У меня в кармане пищит телефон. Достаю его посмотреть, кто это может быть, а Стелла хватает за руку, пытается помешать.
– Надо же по крайней мере сообщить, что у нас все хорошо, – говорю я.
– Так вот какой ты бунтарь, – бросает она, вырывая телефон у меня из руки.
Смеюсь и тут же замираю от удивления – весь экран заполнен сообщениями от мамы. В такое-то позднее время?
Я отвожу руку с телефоном в сторону и вижу, что текст сообщений один и тот же:
ЛЕГКИЕ ДЛЯ СТЕЛЛЫ. СРОЧНО ВОЗВРАЩАЙТЕСЬ.
Меня подхватывает волна восторга. Поворачиваюсь, соскакиваю с перил, хватаю Стеллу за руку и тяну к себе:
– Господи! Стелла, нам нужно возвращаться! Прямо сейчас и как можно скорее! Легкие! Тебе привезли новые легкие!
Она как будто и не слышит. Нужно скорее вернуться, почему она так себя ведет? Неужели не понимает?
На ее лице полное безразличие. Смотрит мне за спину, и все, что я говорю, как будто ее не касается. Потом говорит:
– Я еще не посмотрела огоньки.
Какого черта?
И тут наконец до меня доходит.
– Ты знала? – спрашиваю я. – Но что мы здесь делаем? Новые легкие – твой шанс на настоящую жизнь.
– Новые легкие? Пять лет, Уилл. Столько в среднем живут с пересаженными легкими. – Стелла фыркает и смотрит на меня. – А когда и те легкие начнут сдавать? Что тогда?
Виноват во всем я. Прежняя Стелла, Стелла двухнедельной давности никогда бы не сказала такой глупости. И вот теперь, благодаря прежде всего мне, она готова пустить все на ветер, от всего отказаться.
– Для таких, как мы, пять лет – это целая жизнь! – кричу я. – Когда у меня еще не было B. cepacia, я бы убил за новые легкие. Не глупи. – Набираю номер. – Я звоню в больницу.
– Уилл! – Стелла снова пытается вырвать у меня телефон.

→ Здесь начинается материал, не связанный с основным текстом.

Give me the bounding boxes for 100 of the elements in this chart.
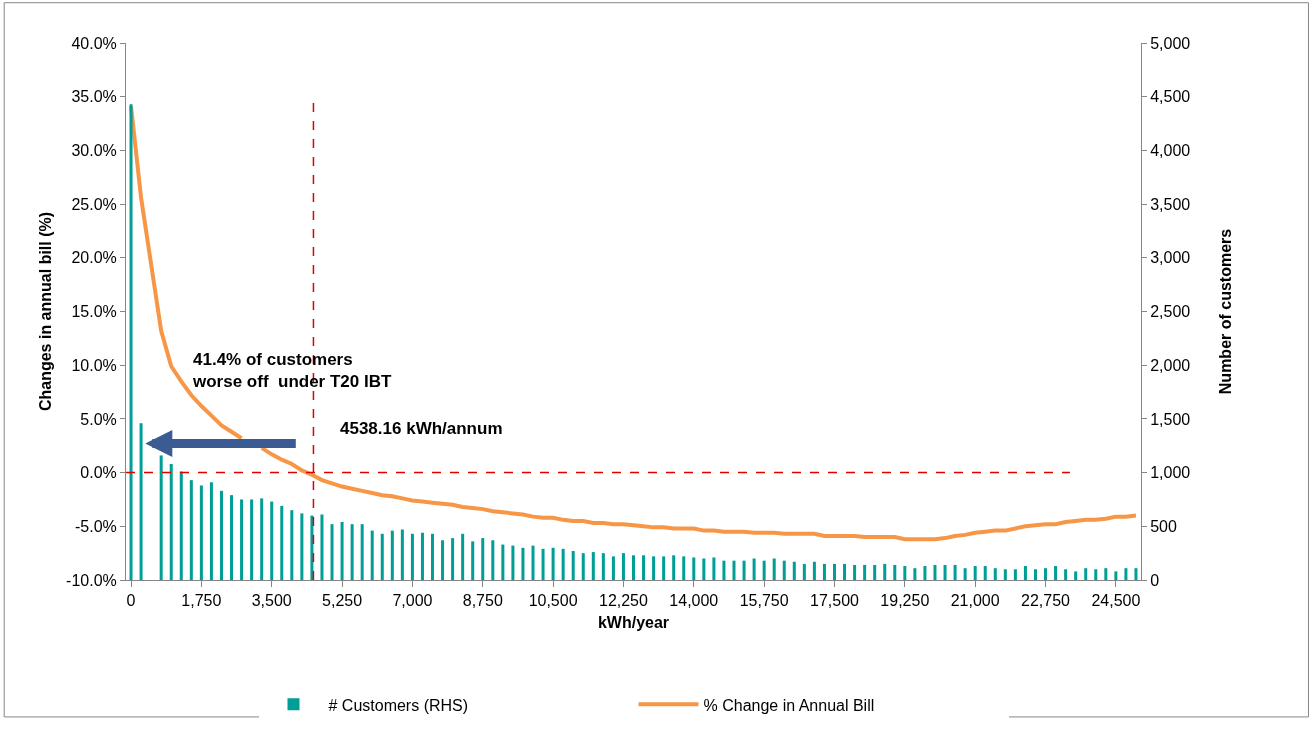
ref-line-label: 4538.16 kWh/annum	[340, 419, 503, 438]
bar	[420, 532, 424, 580]
bar	[772, 558, 776, 580]
bar	[732, 560, 736, 580]
bar	[1033, 569, 1037, 580]
x-tick-label: 24,500	[1091, 592, 1141, 610]
bar	[330, 524, 334, 580]
bar	[662, 556, 666, 580]
bar	[129, 104, 133, 580]
y2-tick-label: 1,500	[1150, 410, 1191, 428]
bar	[752, 558, 756, 580]
bar	[410, 533, 414, 580]
x-tick-label: 12,250	[598, 592, 649, 610]
x-tick-label: 10,500	[528, 592, 578, 610]
bar	[652, 556, 656, 580]
bar	[591, 552, 595, 580]
bar	[672, 555, 676, 580]
y2-tick-label: 500	[1150, 517, 1177, 535]
bar	[903, 566, 907, 580]
y2-tick-label: 2,500	[1150, 303, 1191, 321]
bar	[209, 482, 213, 580]
bar	[792, 561, 796, 580]
y-tick-label: 10.0%	[71, 356, 117, 374]
bar	[682, 556, 686, 580]
y-tick-label: -10.0%	[66, 571, 117, 589]
bar	[782, 560, 786, 580]
bar	[1054, 566, 1058, 580]
x-tick-label: 19,250	[880, 592, 930, 610]
bar	[1114, 571, 1118, 580]
bar	[169, 464, 173, 580]
bar	[1003, 569, 1007, 580]
bar	[230, 495, 234, 580]
bar	[973, 566, 977, 580]
bar	[1084, 568, 1088, 580]
bar	[1094, 569, 1098, 580]
bar	[260, 498, 264, 580]
bar	[923, 566, 927, 580]
x-tick-label: 22,750	[1021, 592, 1071, 610]
y-tick-label: 20.0%	[71, 249, 117, 267]
bar	[642, 555, 646, 580]
bar	[350, 524, 354, 580]
bar	[320, 514, 324, 580]
bar	[722, 560, 726, 580]
bar	[189, 480, 193, 580]
bar	[883, 563, 887, 580]
bar	[702, 558, 706, 580]
bar	[551, 547, 555, 580]
bar	[993, 568, 997, 580]
bar	[712, 557, 716, 580]
bar	[1044, 568, 1048, 580]
x-tick-label: 0	[126, 592, 136, 610]
y2-tick-label: 4,000	[1150, 142, 1191, 159]
bar	[1124, 568, 1128, 580]
bar	[601, 553, 605, 580]
y-tick-label: 5.0%	[80, 410, 117, 428]
x-tick-label: 5,250	[322, 592, 363, 610]
x-tick-label: 17,500	[810, 592, 860, 610]
bar	[139, 423, 143, 580]
bar	[832, 563, 836, 580]
bar	[1104, 568, 1108, 580]
bar	[812, 561, 816, 580]
bar	[501, 544, 505, 580]
bar	[692, 557, 696, 580]
y-tick-label: 25.0%	[71, 195, 117, 213]
bar	[471, 541, 475, 580]
bar	[179, 471, 183, 580]
y-axis-title: Changes in annual bill (%)	[37, 211, 54, 412]
bar	[963, 568, 967, 580]
legend-label: # Customers (RHS)	[328, 696, 469, 714]
bar	[199, 485, 203, 580]
bar	[451, 538, 455, 580]
bar	[943, 564, 947, 580]
legend-label: % Change in Annual Bill	[703, 696, 875, 714]
x-tick-label: 14,000	[669, 592, 719, 610]
bar	[370, 530, 374, 580]
x-axis-title: kWh/year	[597, 613, 670, 631]
bar	[300, 513, 304, 580]
bar	[863, 564, 867, 580]
bar	[843, 563, 847, 580]
bar	[511, 545, 515, 580]
bar	[853, 564, 857, 580]
bar	[240, 499, 244, 580]
y2-tick-label: 3,000	[1150, 249, 1191, 267]
y-tick-label: 35.0%	[71, 88, 117, 106]
bar	[631, 555, 636, 580]
bar	[290, 510, 294, 580]
y-tick-label: 15.0%	[71, 303, 117, 321]
y2-axis-title: Number of customers	[1217, 228, 1235, 395]
y-tick-label: 30.0%	[71, 142, 117, 159]
x-tick-label: 8,750	[462, 592, 503, 610]
bar	[360, 524, 364, 580]
x-tick-label: 1,750	[181, 592, 222, 610]
y2-tick-label: 2,000	[1150, 356, 1191, 374]
y-tick-label: 0.0%	[80, 464, 117, 482]
bar	[541, 548, 545, 580]
bar	[380, 533, 384, 580]
bar	[893, 564, 897, 580]
bar	[461, 533, 465, 580]
bar	[400, 529, 404, 580]
bar	[481, 538, 485, 580]
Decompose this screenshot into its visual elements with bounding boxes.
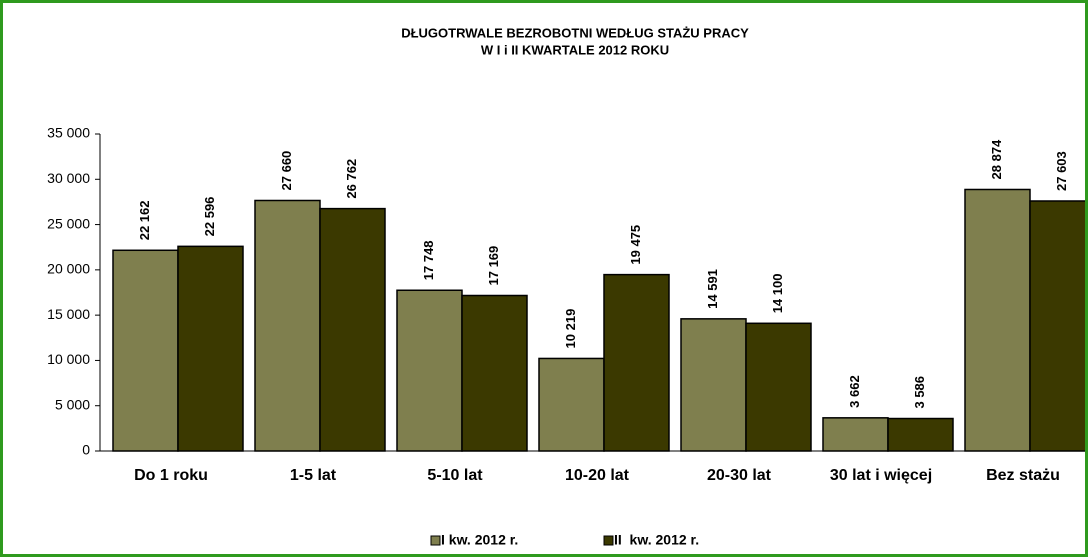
x-tick-label: 1-5 lat xyxy=(290,467,337,484)
y-tick-label: 15 000 xyxy=(47,306,90,322)
value-label: 26 762 xyxy=(344,159,359,199)
bar xyxy=(887,417,954,452)
x-tick-label: Do 1 roku xyxy=(134,467,208,484)
bar xyxy=(177,245,244,452)
legend-swatch xyxy=(430,535,441,546)
value-label: 14 100 xyxy=(770,274,785,314)
legend-label: I kw. 2012 r. xyxy=(441,532,518,548)
x-tick-label: 10-20 lat xyxy=(565,467,630,484)
bar xyxy=(112,249,179,452)
bar xyxy=(461,294,528,452)
value-label: 10 219 xyxy=(563,309,578,349)
bar xyxy=(680,318,747,452)
value-label: 27 660 xyxy=(279,151,294,191)
value-label: 22 162 xyxy=(137,201,152,241)
bar xyxy=(822,417,889,452)
x-tick-label: 30 lat i więcej xyxy=(830,467,932,484)
bar xyxy=(396,289,463,452)
chart-subtitle: W I i II KWARTALE 2012 ROKU xyxy=(481,42,669,57)
value-label: 3 662 xyxy=(847,375,862,408)
x-tick-label: Bez stażu xyxy=(986,467,1060,484)
legend-swatch xyxy=(603,535,614,546)
y-tick-label: 25 000 xyxy=(47,215,90,231)
y-tick-label: 20 000 xyxy=(47,261,90,277)
value-label: 17 169 xyxy=(486,246,501,286)
value-label: 27 603 xyxy=(1054,151,1069,191)
value-label: 14 591 xyxy=(705,269,720,309)
y-tick-label: 5 000 xyxy=(55,396,90,412)
value-label: 19 475 xyxy=(628,225,643,265)
bar xyxy=(745,322,812,452)
bar xyxy=(964,188,1031,452)
bar xyxy=(1029,200,1085,452)
value-label: 17 748 xyxy=(421,240,436,280)
y-tick-label: 30 000 xyxy=(47,170,90,186)
x-tick-label: 5-10 lat xyxy=(427,467,483,484)
bar xyxy=(319,207,386,452)
bar xyxy=(603,273,670,452)
value-label: 22 596 xyxy=(202,197,217,237)
y-tick-label: 0 xyxy=(82,442,90,458)
chart: DŁUGOTRWALE BEZROBOTNI WEDŁUG STAŻU PRAC… xyxy=(47,25,1085,548)
x-tick-label: 20-30 lat xyxy=(707,467,772,484)
value-label: 28 874 xyxy=(989,139,1004,180)
chart-title: DŁUGOTRWALE BEZROBOTNI WEDŁUG STAŻU PRAC… xyxy=(401,25,749,40)
bar xyxy=(254,199,321,452)
y-tick-label: 10 000 xyxy=(47,351,90,367)
bar xyxy=(538,357,605,452)
value-label: 3 586 xyxy=(912,376,927,409)
y-tick-label: 35 000 xyxy=(47,125,90,141)
legend-label: II kw. 2012 r. xyxy=(614,532,699,548)
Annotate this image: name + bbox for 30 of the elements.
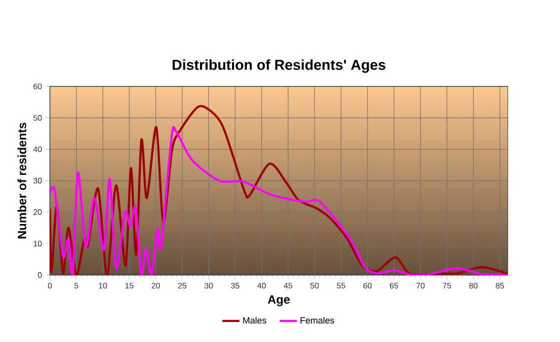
x-tick-label: 70 <box>416 282 425 288</box>
y-tick-label: 60 <box>34 84 42 90</box>
legend-label: Males <box>243 316 266 324</box>
x-tick-label: 85 <box>496 282 504 288</box>
x-tick-label: 60 <box>363 282 372 288</box>
x-tick-label: 40 <box>257 282 266 288</box>
x-tick-label: 50 <box>310 282 319 288</box>
x-tick-label: 75 <box>442 282 452 288</box>
x-tick-label: 0 <box>48 282 52 288</box>
y-tick-label: 0 <box>38 272 42 278</box>
y-tick-label: 40 <box>33 146 42 152</box>
x-tick-label: 80 <box>469 282 478 288</box>
y-tick-label: 50 <box>33 115 42 121</box>
x-axis-title: Age <box>268 295 290 306</box>
x-tick-label: 55 <box>336 282 346 288</box>
y-axis-title: Number of residents <box>17 122 26 238</box>
chart-title: Distribution of Residents' Ages <box>172 59 386 73</box>
x-tick-label: 35 <box>231 282 240 288</box>
y-tick-label: 30 <box>33 178 42 184</box>
x-tick-label: 25 <box>178 282 186 288</box>
x-tick-label: 20 <box>152 282 160 288</box>
x-tick-label: 45 <box>284 282 292 288</box>
x-tick-label: 5 <box>74 282 78 288</box>
x-tick-label: 65 <box>390 282 398 288</box>
legend-label: Females <box>300 316 334 324</box>
y-tick-label: 10 <box>34 240 42 246</box>
x-tick-label: 30 <box>204 282 213 288</box>
x-tick-label: 15 <box>125 282 134 288</box>
x-tick-label: 10 <box>98 282 107 288</box>
y-tick-label: 20 <box>34 209 42 215</box>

В этот момент трубка ее канюли попадает в трещину в камне мостика, голова дергается назад, и Стелла теряет равновесие. Пытаясь удержаться, она хватается за край перил, но пальцы скользят по заледеневшей поверхности, и у меня на глазах Стелла падает в пруд. Я пытаюсь схватить ее, но поздно. Она ударяется спиной о лед, а рядом грохается концентратор.
– Черт! Стелла? Ты как? – спрашиваю я, уже приготовившись прыгать к неподвижному телу.
И тут Стелла начинает смеяться. Не пострадала. Слава богу. Я с облегчением выдыхаю и качаю головой.